Auch in Mainz richtete das Novemberpogrom schlimme Schäden an. So wurde die Mainzer Hauptsynagoge in der Hindenburgstraße durch Brandlegung zerstört. Der Davidstern wurde vom Dach der Kuppel entfernt, die Synagoge brannte gemeinsam mit dem angrenzenden Haus nieder, in dem die jüdische Bezirksschule, die Bibliothek und die Verwaltung untergebracht waren. Die Feuerwehr durfte den Brand nicht löschen oder eindämmen, sondern lediglich das Übergreifen auf umliegende Gebäude verhindern. Die beschädigte und geschändete Synagoge wurde im Anschluss gesprengt und zum Einsturz gebracht. Für die Kosten der Sprengung und der sich anschließenden Aufräumarbeiten musste die Jüdische Gemeinde Mainz aufkommen. Die Zerstörung der Synagoge bedeutete auch zeitgleich den Untergang der Jüdischen Gemeinde in Mainz. Nach der Pogromnachtund am Morgen des 10. Novembers zogen fanatisiert gesteuerte Nationalsozialist*innen (darunter auch zahlreiche vom Unterricht befreite Schüler*innen) durch Mainz und verwüsteten und zerstörten jüdische Geschäfte sowie Privatwohnungen und misshandelten Jüdinnen*Juden. Mit den Pogromen einher gingen Verhaftungen und Deportationen der Jüdinnen*Juden in Konzentrationslager wie Buchenwald und Dachau. Die Hoffnungen, in der Heimat zu bleiben, die viele Jüdinnen*Juden noch hatten, wurden durch die Erfahrungen in der Pogromnacht zunichte gemacht. „Die Auswanderungszahlen stiegen wieder steil an.
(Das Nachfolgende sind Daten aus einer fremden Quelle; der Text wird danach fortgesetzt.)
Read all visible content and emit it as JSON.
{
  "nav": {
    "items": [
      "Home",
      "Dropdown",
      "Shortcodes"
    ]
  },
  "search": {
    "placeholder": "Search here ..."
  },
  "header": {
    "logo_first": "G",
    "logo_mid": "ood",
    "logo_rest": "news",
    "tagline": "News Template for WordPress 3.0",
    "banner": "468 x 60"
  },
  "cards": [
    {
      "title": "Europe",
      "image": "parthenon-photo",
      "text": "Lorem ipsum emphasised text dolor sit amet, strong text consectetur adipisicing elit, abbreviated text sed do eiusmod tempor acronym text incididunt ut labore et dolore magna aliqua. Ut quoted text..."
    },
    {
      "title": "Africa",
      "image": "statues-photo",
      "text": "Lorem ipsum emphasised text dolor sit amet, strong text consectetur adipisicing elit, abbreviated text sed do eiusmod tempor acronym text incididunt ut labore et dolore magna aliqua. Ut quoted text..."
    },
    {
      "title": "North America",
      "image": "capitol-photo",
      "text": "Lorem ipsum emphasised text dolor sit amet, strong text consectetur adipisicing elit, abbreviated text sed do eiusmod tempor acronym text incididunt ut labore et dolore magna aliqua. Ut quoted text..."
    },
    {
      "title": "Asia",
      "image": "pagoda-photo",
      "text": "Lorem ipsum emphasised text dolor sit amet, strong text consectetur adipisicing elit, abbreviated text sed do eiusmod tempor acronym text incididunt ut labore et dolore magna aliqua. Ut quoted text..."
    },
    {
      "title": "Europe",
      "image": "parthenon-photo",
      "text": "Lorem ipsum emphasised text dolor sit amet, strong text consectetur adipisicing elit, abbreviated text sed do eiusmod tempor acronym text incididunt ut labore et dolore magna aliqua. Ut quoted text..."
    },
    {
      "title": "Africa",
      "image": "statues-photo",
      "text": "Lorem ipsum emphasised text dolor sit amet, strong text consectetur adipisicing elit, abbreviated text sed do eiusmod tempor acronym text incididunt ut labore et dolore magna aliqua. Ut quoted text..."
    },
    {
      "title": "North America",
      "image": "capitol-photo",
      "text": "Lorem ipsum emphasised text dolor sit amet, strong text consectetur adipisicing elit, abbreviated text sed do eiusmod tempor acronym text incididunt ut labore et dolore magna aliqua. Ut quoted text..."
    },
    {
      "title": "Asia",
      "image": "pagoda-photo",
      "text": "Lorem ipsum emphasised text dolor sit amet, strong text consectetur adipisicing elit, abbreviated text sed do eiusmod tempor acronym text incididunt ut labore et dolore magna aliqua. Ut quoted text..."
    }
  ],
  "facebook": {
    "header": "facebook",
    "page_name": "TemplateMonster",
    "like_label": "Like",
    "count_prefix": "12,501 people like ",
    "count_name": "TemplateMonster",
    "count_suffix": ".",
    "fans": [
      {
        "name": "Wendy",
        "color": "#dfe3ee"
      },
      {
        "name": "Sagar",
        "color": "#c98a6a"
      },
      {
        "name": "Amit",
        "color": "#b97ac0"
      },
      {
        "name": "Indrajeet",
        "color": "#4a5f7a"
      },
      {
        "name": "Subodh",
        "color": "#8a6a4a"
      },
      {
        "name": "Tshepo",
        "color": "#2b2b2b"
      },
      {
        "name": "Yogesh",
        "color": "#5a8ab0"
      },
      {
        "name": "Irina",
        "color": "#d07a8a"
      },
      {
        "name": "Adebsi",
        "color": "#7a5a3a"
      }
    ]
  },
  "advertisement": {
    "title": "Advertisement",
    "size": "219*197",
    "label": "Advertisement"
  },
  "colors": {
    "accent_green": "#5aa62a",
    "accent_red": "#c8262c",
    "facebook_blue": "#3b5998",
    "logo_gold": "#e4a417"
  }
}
Waren zwischen 1933 und August 1938 rund 650 Mainzer Juden aus Deutschland weggegangen, so verdoppelte sich diese Zahl bis 1941.“ (Brüchert, 1988, S. 91).
Literaturhinweise:
Berkessel, Hans: „Als die letzten Hoffnungen verbrannten. Die Pogromnacht des 9./10. November 1938 in Mainz, in: Mainzer Vierteljahreshefte 4/2018, S. 4-11.
Berkessel, Hans; Brüchert, Hedwig; Dobras, Wolfgang; Erbar, Ralph; Teske, Frank (Hrsg.): Leuchte des Exils. Zeugnisse jüdischen Lebens in Mainz und Bingen, Nünnerich-Asmus, Oppenheim 2016 (Beiträge zur Geschichte der Juden in Rheinland-Pfalz, Bd. 1).
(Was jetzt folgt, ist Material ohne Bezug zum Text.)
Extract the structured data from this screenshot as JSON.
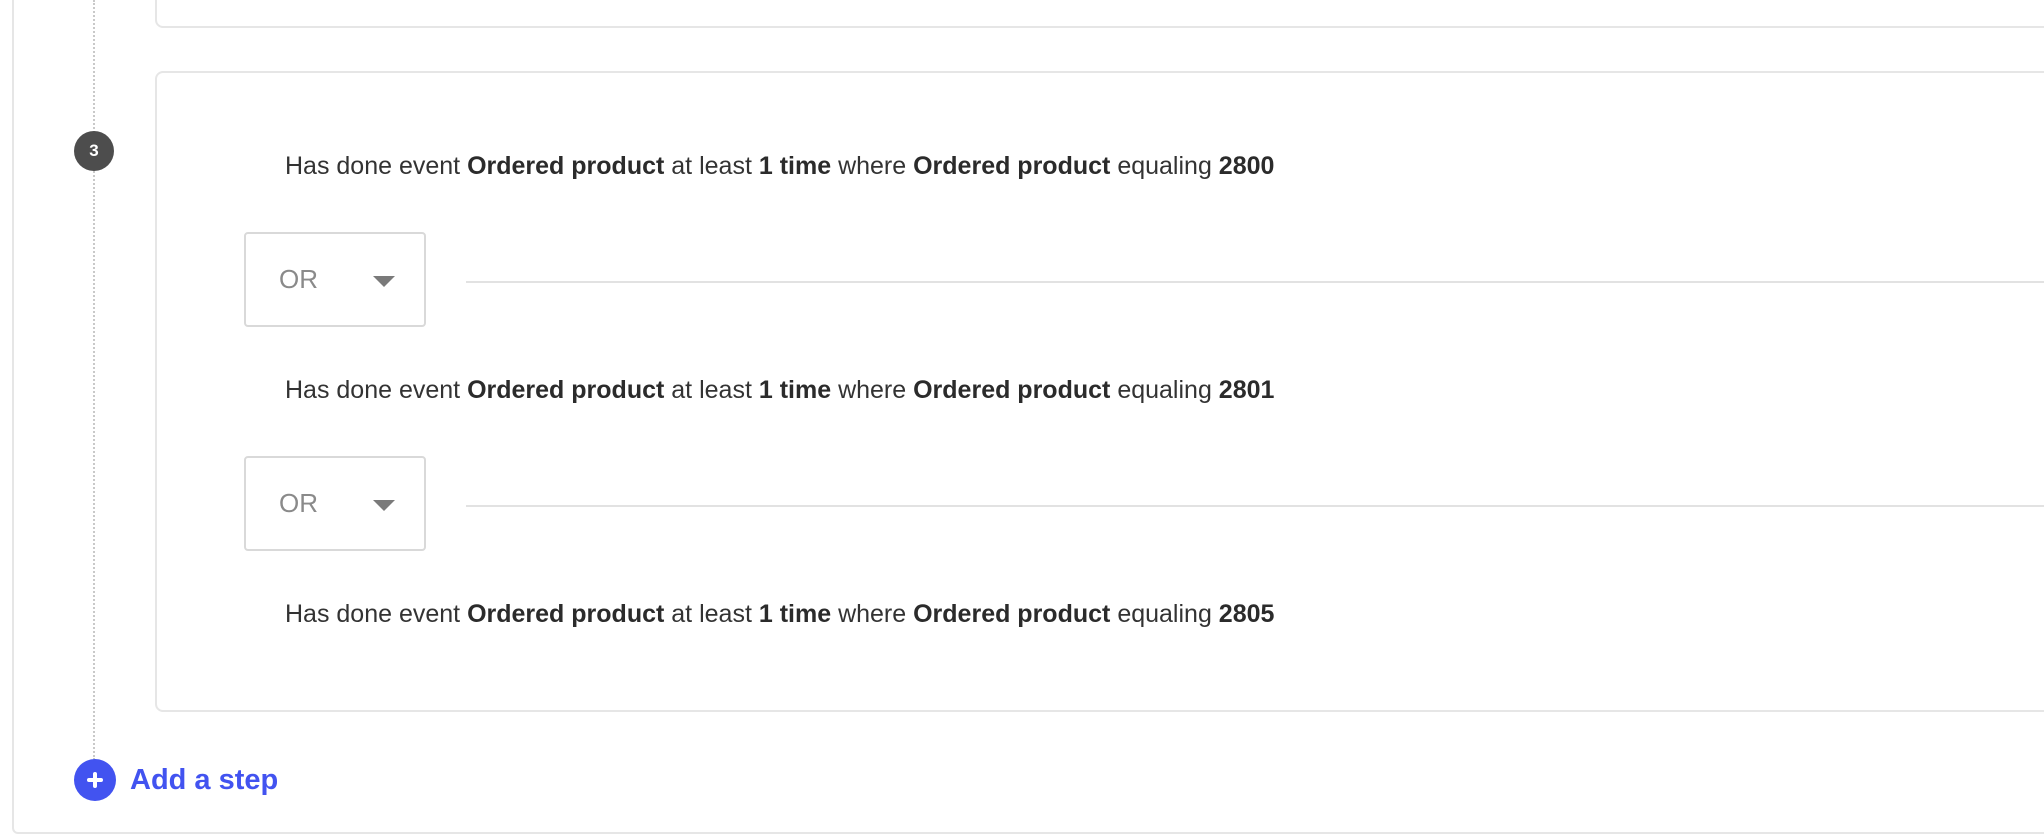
{
  "step": {
    "number": "3",
    "conditions": [
      {
        "prefix": "Has done event",
        "event": "Ordered product",
        "mid1": "at least",
        "count": "1 time",
        "mid2": "where",
        "property": "Ordered product",
        "operator": "equaling",
        "value": "2800"
      },
      {
        "prefix": "Has done event",
        "event": "Ordered product",
        "mid1": "at least",
        "count": "1 time",
        "mid2": "where",
        "property": "Ordered product",
        "operator": "equaling",
        "value": "2801"
      },
      {
        "prefix": "Has done event",
        "event": "Ordered product",
        "mid1": "at least",
        "count": "1 time",
        "mid2": "where",
        "property": "Ordered product",
        "operator": "equaling",
        "value": "2805"
      }
    ],
    "connectors": [
      {
        "label": "OR"
      },
      {
        "label": "OR"
      }
    ]
  },
  "add_step": {
    "label": "Add a step",
    "icon": "plus-circle-icon"
  },
  "colors": {
    "accent": "#4253f0",
    "badge": "#4d4d4d",
    "border": "#e6e6e6"
  }
}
Bömelburg, Hans-Jürgen: Zurück blieb ein Trümmerfeld. Die Pogrome vom 9./10. November 1938 in Mainz, in: Keim, Anton Maria & Verein für Sozialgeschichte Mainz e.V. (Hrsg.): Als die letzten Hoffnungen verbrannten. 9./10. November 1938. Mainzer Juden zwischen Integration und Vernichtung, Hermann Schmidt, Mainz 1988, S. 67–78.
Brüchert, Hedwig: In alle Winde zerstreut. Mainzer Juden in der Emigration, in: Keim, Anton Maria & Verein für Sozialgeschichte Mainz e.V. (Hrsg.): Als die letzten Hoffnungen verbrannten. 9./10. November 1938. Mainzer Juden zwischen Integration und Vernichtung, Hermann Schmidt, Mainz 1988, S. 79–100.
Brüchert, Hedwig: Nationalsozialistischer Rassenwahn. Entrechtung, Verschleppung und Ermordung der Mainzer Juden, Sinti und geistig behinderten Menschen, in: Stadt Mainz (Hrsg.): Der Nationalsozialismus in Mainz 1933–45. Terror und Alltag (Beiträge zur Geschichte der Stadt Mainz, Bd. 36), Stadtarchiv, Mainz 2008.
Krienke, Dieter: „Eine Zierde unserer geliebten Vaterstadt“. Die Mainzer Hauptsynagoge von Willy Graf (1912), in: Brüchert, Hedwig (Hrsg.): Die Mainzer Synagogen. Ein Überblick über die Mainzer Synagogenbauwerke mit ergänzenden Beiträgen über bedeutende Rabbiner, das alte Judenviertel und die Bibliotheken der jüdischen Gemeinden, Mainz 2008 (Sonderheft der Mainzer Geschichtsblätter), S. 89–117.